Старик крутнул головой:
– Батька! Были бы красноармейцы русскими, бабы докричались бы до их совести… А чужие? Чужие, сам знаешь, над русским народом всласть изгаляются… Все клочки сгребли и сожгли. Прямо в церкви. Иконы прикладами расшибали, кресты с куполов сорвали, колокола с колокольни уронили.
Сердце в груди отца Викторина росло и заполнило всю грудь.
– Агафон Семенович! Что-либо от хрустального иконостаса, хоть малость какую, уберегли?
Старик вдруг засмеялся:
– Звон хрустальный уцелел! До сих пор в ушах звенит. Штучек пять подвесок от пятиярусного паникадила имеется. Внучата мои солнышко хрусталями ловят.
– Не понимаю! Я не понимаю! – Отец Викторин всплескивал руками, как птица крыльями. – Уничтожили иконы, кресты… Но часы с боем? Люстры? Паникадила – это те же люстры!
– Четыре! Их было четыре в Казанском! – Сторож перекрестился. – Красота – она тоже Божия. Потому и ненавистна. Попомни мое слово, батюшка! Все, что есть красота, заменят на безобразную погань.

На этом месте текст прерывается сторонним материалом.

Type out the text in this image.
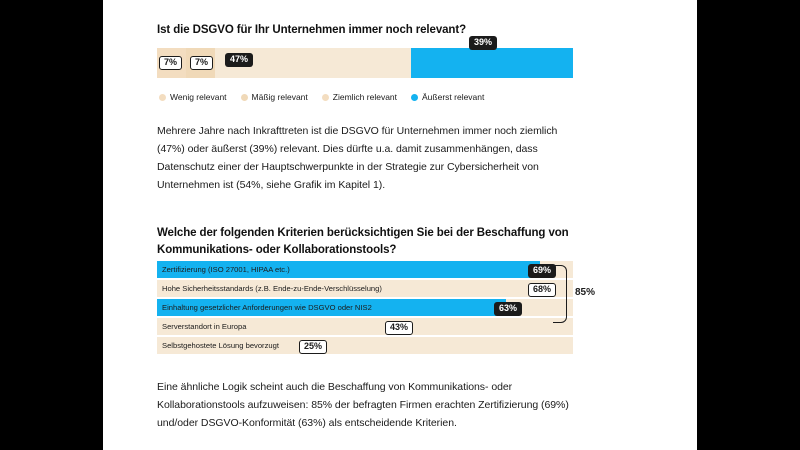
Ist die DSGVO für Ihr Unternehmen immer noch relevant?
7%	7%	47%
39%
Wenig relevant	Mäßig relevant	Ziemlich relevant	Äußerst relevant
Mehrere Jahre nach Inkrafttreten ist die DSGVO für Unternehmen immer noch ziemlich (47%) oder äußerst (39%) relevant. Dies dürfte u.a. damit zusammenhängen, dass Datenschutz einer der Hauptschwerpunkte in der Strategie zur Cybersicherheit von Unternehmen ist (54%, siehe Grafik im Kapitel 1).
Welche der folgenden Kriterien berücksichtigen Sie bei der Beschaffung von Kommunikations- oder Kollaborationstools?
Zertifizierung (ISO 27001, HIPAA etc.)	69%
Hohe Sicherheitsstandards (z.B. Ende-zu-Ende-Verschlüsselung)	68%
Einhaltung gesetzlicher Anforderungen wie DSGVO oder NIS2	63%
Serverstandort in Europa	43%
Selbstgehostete Lösung bevorzugt	25%
85%
Eine ähnliche Logik scheint auch die Beschaffung von Kommunikations- oder Kollaborationstools aufzuweisen: 85% der befragten Firmen erachten Zertifizierung (69%) und/oder DSGVO-Konformität (63%) als entscheidende Kriterien.
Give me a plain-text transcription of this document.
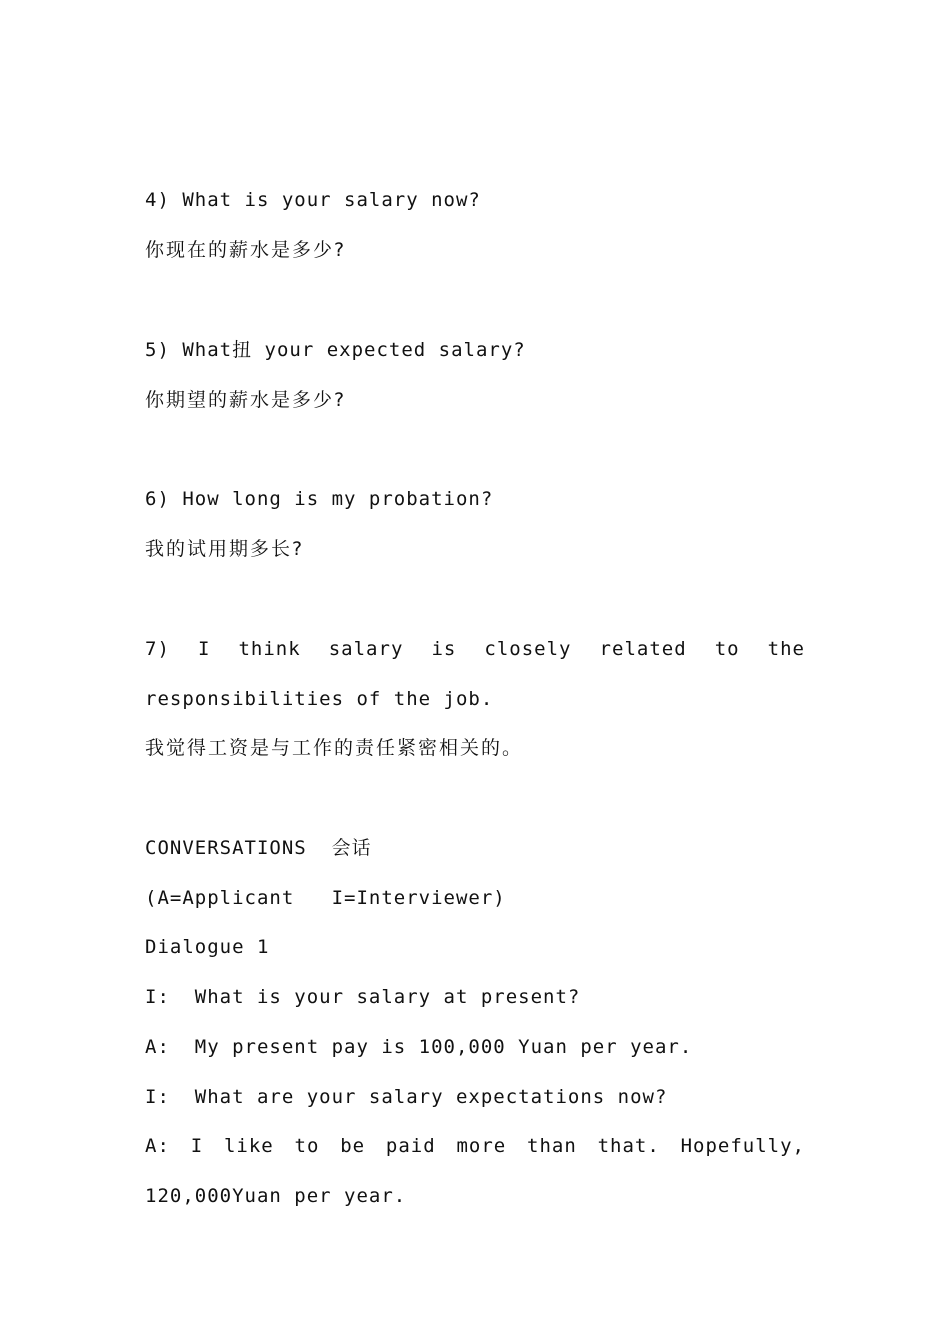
4) What is your salary now?
你现在的薪水是多少?
5) What扭 your expected salary?
你期望的薪水是多少?
6) How long is my probation?
我的试用期多长?
7) I think salary is closely related to the
responsibilities of the job.
我觉得工资是与工作的责任紧密相关的。
CONVERSATIONS  会话
(A=Applicant   I=Interviewer)
Dialogue 1
I:  What is your salary at present?
A:  My present pay is 100,000 Yuan per year.
I:  What are your salary expectations now?
A: I like to be paid more than that. Hopefully,
120,000Yuan per year.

Стояли, молчали. И вздрогнули разом. Тишина вздрогнула. Над Людиновом поплыли гудки заводов – локомобильного и Сукремльского чугунолитейного.
Сукремль к своим железным делам звал густо, по-богатырски. Побудка локомобильного была схожа с паровозными кликами. Паровозы в дорогу зовут, в дальние дали.
– Люблю это время, – сказал отец Викторин. – Когда народ на работу идет – Россию видишь.
– Да, это конечно! Вся Россия руки-то свои несет дело делать! – Сторож, смеясь глазами, смотрел, как легко взбегает отец Викторин на колокольню. На вид суровый, болезненный, но до чего же радостный человек!
Отец Викторин благословлял людей и город на труды. Для властей нынешних молитва и крест – мракобесие. Да Господь Бог Россию не оставит.
С колокольни народа не видно, а вот судьба его как на ладони. Где сходятся границы, там волна волну бьет. В здешнем краю мало двух – три границы сходились: Литвы, Московии, Черниговского княжества.
К Владимиру Красному Солнышку в пресветлый Киев из города своего, из Мурома, богатырь Илья ехал дебрями Брынского леса, скорей всего, через Людиново, и наехал на Соловья-разбойника.
Былины русские упираются в княжескую междоусобицу, но Бог послал на Маковец Сергия Радонежского, и срослось по святой молитве разрубленное на части тело Великой Руси. Вот только народу не пришлось передохнуть.
В Петербурге Петр, в Людинове – Демидов. При Петре железо кнутом добывали, из жил народа. Руда «манинка», копанная для заводов Демидова в Людинове, слезами вымочена.
О петровском крепостничестве, о зверствах Демидова да Мальцова отец Викторин многое слышал от местных жителей. Людиново с окрестностями больше двух веков – царство рабочего народа. Железо и чугун, стекло и фаянс, паровозы и пароходы, локомобили, рельсы, чугунное литье: цветы, решетки, чаши, персидские кувшины, камины… Все это – деяния генерала Мальцова Сергея Ивановича, его преемника Нечаева-Мальцова. Нечаев Музей изящных искусств в Москве построил.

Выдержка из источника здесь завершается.